When I look back on this project, I can say with confidence: I wasn’t assigned to solve a century-old puzzle. In fact, my “official” task was far more straightforward: build a database of all the photosynthesis–irradiance (PI) experiments conducted over the past 50 years, thanks to the efforts of many dedicated scientists at the Bedford Institute of Oceanography (Fisheries and Oceans Canada) in Dartmouth, Nova Scotia, Canada. It was meant to be a year-long exercise in patience, coding, and careful data analysis, contributing to one chapter of my PhD.
And yet, somewhere along the way, I found myself face to face with a fundamental inconsistency in the very models I was supposed to be cataloging. It bothered me enough that I couldn’t sleep on it and eventually had to put my math hat on!
A Century-old Challenge
For those outside the field, a quick step back: phytoplankton are the microscopic plants, the base of the marine food webs and a major engine of the carbon cycle. They capture sunlight and convert it into energy, driving nearly half of oceanic primary production.
To understand how phytoplankton respond to light, we study photosynthesis-irradiance (PI) curves using mathematical equations. These curves show how photosynthesis changes with increasing light. At low light, photosynthesis rises linearly. At moderate light, it levels off (plateau phase) and with further increase of lights it declines. This decline is called photoinhibition—think of it like a “sunburn” for phytoplankton.
When photoinhibition is absent, PI curves can be described reliably using light-saturating models (LSMs; Jassby & Platt, 1976). But when photoinhibition is present, the common practice is to multiply LSMs by an exponential decay function. This forces the curve to have a single maximum and prevents the model from capturing the plateau phase often observed in real data. Biologically, these equations assume that photoinhibition begins at very low light and progressively overwhelms photosynthetic capacity, conflating the photodamage and photoinhibition concepts!
This approach also creates another problem: it prevents scientists from directly estimating the maximum photosynthesis capacity from the data. Instead, it must be calculated indirectly from several parameters, making the result value less reliable. To avoid this, researchers often sidestep the problem entirely, cutting their data just before photoinhibition begins. The cost is that the decline itself gets ignored as it once thought to be “unimportant” or even impossible to quantify.

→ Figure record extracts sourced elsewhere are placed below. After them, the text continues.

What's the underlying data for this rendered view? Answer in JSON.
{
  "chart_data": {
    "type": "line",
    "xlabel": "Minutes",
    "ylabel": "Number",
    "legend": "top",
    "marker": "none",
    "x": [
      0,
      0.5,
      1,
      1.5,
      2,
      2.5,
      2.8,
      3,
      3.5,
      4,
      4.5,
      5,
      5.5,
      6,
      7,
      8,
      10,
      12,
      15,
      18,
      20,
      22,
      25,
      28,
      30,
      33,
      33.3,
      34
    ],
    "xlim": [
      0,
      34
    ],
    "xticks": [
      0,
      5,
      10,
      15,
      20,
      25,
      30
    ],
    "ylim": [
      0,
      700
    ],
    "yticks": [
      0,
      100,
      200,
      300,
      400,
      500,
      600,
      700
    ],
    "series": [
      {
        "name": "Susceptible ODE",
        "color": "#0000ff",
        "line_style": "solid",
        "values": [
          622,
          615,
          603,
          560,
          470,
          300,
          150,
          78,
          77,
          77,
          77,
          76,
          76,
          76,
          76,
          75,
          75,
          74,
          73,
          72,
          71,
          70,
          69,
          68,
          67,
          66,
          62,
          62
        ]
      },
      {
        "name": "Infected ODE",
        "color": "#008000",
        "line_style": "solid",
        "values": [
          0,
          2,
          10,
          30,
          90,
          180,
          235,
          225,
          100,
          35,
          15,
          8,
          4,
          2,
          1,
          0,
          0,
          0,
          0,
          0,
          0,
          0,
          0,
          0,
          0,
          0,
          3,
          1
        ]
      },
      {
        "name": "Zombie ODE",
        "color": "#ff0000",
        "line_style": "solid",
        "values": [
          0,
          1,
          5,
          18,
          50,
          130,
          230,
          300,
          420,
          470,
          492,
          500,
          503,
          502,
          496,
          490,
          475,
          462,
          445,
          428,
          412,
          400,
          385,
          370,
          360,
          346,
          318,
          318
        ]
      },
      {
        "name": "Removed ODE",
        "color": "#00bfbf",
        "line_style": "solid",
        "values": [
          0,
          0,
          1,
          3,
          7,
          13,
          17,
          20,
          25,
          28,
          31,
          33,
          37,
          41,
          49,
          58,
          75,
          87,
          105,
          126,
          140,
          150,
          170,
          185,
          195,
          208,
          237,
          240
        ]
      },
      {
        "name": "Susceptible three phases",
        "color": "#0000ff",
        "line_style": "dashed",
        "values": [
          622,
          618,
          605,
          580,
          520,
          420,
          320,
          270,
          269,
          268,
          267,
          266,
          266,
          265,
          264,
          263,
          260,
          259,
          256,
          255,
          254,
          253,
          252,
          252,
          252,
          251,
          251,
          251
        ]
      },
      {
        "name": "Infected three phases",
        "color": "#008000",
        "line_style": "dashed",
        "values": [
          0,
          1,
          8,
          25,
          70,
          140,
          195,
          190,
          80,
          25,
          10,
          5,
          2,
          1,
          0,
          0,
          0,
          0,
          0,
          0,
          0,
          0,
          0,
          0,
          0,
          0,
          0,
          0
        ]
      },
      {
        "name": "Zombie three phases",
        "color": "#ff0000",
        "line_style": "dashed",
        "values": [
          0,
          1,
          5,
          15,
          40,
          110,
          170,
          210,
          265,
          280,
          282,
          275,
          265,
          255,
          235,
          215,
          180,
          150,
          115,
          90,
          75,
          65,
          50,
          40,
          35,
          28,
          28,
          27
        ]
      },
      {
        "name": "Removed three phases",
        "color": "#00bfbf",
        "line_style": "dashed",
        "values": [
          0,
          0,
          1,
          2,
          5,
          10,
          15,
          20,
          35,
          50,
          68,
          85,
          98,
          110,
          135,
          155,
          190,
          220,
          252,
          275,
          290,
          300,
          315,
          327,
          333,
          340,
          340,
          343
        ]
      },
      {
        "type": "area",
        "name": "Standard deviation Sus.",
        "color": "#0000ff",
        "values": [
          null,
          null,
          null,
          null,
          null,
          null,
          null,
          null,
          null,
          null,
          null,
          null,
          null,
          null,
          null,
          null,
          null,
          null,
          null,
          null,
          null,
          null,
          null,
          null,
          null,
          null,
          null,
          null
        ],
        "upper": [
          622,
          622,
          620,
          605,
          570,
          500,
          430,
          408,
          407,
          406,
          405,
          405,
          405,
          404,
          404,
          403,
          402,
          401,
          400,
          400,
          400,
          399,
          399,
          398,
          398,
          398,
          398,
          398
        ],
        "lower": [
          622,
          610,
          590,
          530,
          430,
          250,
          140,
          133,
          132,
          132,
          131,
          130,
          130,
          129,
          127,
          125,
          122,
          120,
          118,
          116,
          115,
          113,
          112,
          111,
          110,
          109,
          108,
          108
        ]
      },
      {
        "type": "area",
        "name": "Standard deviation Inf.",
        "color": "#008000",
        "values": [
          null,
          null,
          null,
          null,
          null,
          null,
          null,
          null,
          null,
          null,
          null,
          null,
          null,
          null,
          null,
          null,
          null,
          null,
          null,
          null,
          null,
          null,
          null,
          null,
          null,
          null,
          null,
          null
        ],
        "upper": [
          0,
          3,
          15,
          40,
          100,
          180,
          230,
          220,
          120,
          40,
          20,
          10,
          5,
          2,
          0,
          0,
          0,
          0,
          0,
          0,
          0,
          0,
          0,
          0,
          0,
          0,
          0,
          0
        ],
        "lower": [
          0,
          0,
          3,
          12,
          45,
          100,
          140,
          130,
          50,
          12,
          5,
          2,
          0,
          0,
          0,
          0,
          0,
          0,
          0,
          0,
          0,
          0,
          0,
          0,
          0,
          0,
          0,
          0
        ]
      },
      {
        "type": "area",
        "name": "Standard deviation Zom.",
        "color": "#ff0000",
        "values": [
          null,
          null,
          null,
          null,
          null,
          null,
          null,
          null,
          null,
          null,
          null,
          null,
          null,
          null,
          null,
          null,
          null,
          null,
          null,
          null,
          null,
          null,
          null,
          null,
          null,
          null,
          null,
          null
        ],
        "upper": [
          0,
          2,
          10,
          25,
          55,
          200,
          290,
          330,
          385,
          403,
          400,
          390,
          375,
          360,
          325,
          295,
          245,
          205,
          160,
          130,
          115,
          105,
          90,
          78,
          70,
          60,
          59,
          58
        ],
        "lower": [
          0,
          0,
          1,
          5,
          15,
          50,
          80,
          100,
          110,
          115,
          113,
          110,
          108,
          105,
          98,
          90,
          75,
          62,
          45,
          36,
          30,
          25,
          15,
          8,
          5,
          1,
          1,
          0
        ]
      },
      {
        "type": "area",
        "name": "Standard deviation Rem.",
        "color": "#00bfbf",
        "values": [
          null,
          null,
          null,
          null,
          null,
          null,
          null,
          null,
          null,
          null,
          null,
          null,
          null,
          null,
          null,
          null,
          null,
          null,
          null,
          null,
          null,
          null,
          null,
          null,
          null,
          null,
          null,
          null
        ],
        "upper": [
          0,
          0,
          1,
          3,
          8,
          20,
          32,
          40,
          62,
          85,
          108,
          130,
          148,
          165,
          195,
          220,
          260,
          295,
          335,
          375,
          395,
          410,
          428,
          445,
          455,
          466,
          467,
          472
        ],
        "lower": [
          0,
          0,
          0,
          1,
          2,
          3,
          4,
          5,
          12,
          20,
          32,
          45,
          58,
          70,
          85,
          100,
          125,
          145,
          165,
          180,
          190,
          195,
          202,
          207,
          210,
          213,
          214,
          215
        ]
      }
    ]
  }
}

By analyzing ~4,000 open-ocean PI experiments (1973–2022), we found photoinhibition in ~50% of cases; of those, about 80% ± 5% displayed a plateau. Far from rare, this pattern is common.
Thinking Outside the Box
Biologically, we expect little photodamage at low light; as irradiance increases, damage accumulates faster than repair. Beyond a threshold, damage can outpace photosynthetic capacity—this is when photoinhibition sets in. In other words, photoinhibition shouldn’t appear until sufficiently high irradiance, after which photosynthesis begins to decline.
For decades, though, the standard way to include photoinhibition was to multiply light-saturating models (LSMs) by an exponential decay that decreases continuously with increasing light (following Steele 1962 and later formulations). That choice effectively forces a single peak and treats photoinhibition as if it begins almost immediately after light got available, violating biological expectation (Fig. 1, left panel).
After assembling a pool of published models and testing them against our database, I noticed an inconsistency: the classic exponential form often fit non-inhibited data better than the hyperbolic form, yet in the presence of photoinhibition, the extended hyperbolic performed better. That suggested we needed a different route. We explored modeling photoinhibition as a saturating function of the reciprocal of irradiance rather than an exponential decay with irradiance, thereby satisfying biological expectation (Fig. 2). With thoughtful feedback from my supervisor, Dr. Andrew Irwin, we reshaped the formulation so it can also estimate the onset of photoinhibition, the threshold irradiance at which photoinhibition rate reaches out to its maximum value, directly from the data. Statistical analysis strongly supports adopting our new parsimonious double-tanh photoinhibition model, which quantitatively and qualitatively outperforms existing models (Fig. 1, right panel).
Importance & Impact
Photosynthesis-irradiance (PI) models are core components of how we estimate ocean primary production. By capturing the plateau and photoinhibition simply and accurately, our formulation should lower uncertainty in primary-production estimates and improve ocean-climate predictions. Better estimates support more robust projections of the ocean’s role in Earth’s climate.
Building the foundation: database & software
Alongside the model, we assembled an open-access meta-dataset of PI experiments with photoinhibition metrics (spanning 1973–2022) and released piCurve, an open-source R package. The goal is simple: make the workflow standard, transparent, and easy to apply so others can use these methods on their own data.
piCurve provides automated steps to check data, classify curve types, fit models, and report parameters—letting users focus on the measurements rather than the equations. For the community, the dataset and toolkit can serve as a practical benchmark for PI-curve parameterization. We hope they help improve consistency, reveal where models disagree, and make results more reproducible across studies.